Epigenetic mechanisms involve marking of DNA (promoter hypermethylation) and of its associated chromatin remodeling processes (i.e., covalent histone tail acetylation or methylation). Drugs currently being evaluated for their ability to reduce DNMT1 activity in cancer therapy, such as procainamide or zebularine (Brueckner and Lyko 2004), should be also tested in appropriate protocols to evaluate SZ and BDP treatment efficacy. Such drugs may be associated with valproate or other histone deacetylase inhibitors that may induce the activity of a brain demethylase and thereby decrease the untoward effects caused by DNMT1 induction (Costa et al., 2003 a,b, Detich et al., 2003, Tremolizzo et al., 2005, Mitchell et al., 2005, Simonini et al., 2006).

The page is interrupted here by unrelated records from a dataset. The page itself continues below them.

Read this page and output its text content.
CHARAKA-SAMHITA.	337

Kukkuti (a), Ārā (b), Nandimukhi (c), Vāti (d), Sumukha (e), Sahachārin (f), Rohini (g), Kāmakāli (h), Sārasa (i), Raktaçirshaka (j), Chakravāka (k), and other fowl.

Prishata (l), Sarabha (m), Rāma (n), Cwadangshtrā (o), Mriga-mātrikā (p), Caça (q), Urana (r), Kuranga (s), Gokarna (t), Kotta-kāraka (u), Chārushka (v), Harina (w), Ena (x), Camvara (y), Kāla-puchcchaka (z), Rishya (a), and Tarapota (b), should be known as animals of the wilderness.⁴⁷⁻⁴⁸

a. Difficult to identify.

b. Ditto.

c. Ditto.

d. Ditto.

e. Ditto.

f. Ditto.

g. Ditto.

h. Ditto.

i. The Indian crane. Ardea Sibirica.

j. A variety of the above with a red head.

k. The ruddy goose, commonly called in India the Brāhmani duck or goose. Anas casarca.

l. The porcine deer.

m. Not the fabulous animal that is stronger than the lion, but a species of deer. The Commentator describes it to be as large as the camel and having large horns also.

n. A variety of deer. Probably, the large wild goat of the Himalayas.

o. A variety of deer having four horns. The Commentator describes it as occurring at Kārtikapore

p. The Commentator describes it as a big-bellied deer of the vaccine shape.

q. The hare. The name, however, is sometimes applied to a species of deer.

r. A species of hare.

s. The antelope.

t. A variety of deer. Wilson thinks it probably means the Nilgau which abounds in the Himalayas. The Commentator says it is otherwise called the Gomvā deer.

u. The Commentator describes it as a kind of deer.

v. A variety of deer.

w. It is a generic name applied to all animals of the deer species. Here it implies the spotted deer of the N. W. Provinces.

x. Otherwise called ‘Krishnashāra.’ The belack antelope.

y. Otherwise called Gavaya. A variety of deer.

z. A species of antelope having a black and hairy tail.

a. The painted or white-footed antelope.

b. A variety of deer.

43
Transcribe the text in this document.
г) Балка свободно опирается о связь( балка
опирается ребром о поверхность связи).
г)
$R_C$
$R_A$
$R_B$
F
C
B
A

Induction of a brain DNA demethylase may be facilitated by valproate (Detich et al., 2003), hence an issue that requires attention is the understanding of pharmacological protocols capable of inducing brain demethylase to detect whether the efficacy of the presently unsatisfactory armamentarium for the treatment of psychosis can be improved.
This work was supported un part by National Institute of Mental Health Grants RO1MH71667 (to E.C.) and RO1MH70855 (to A.G.).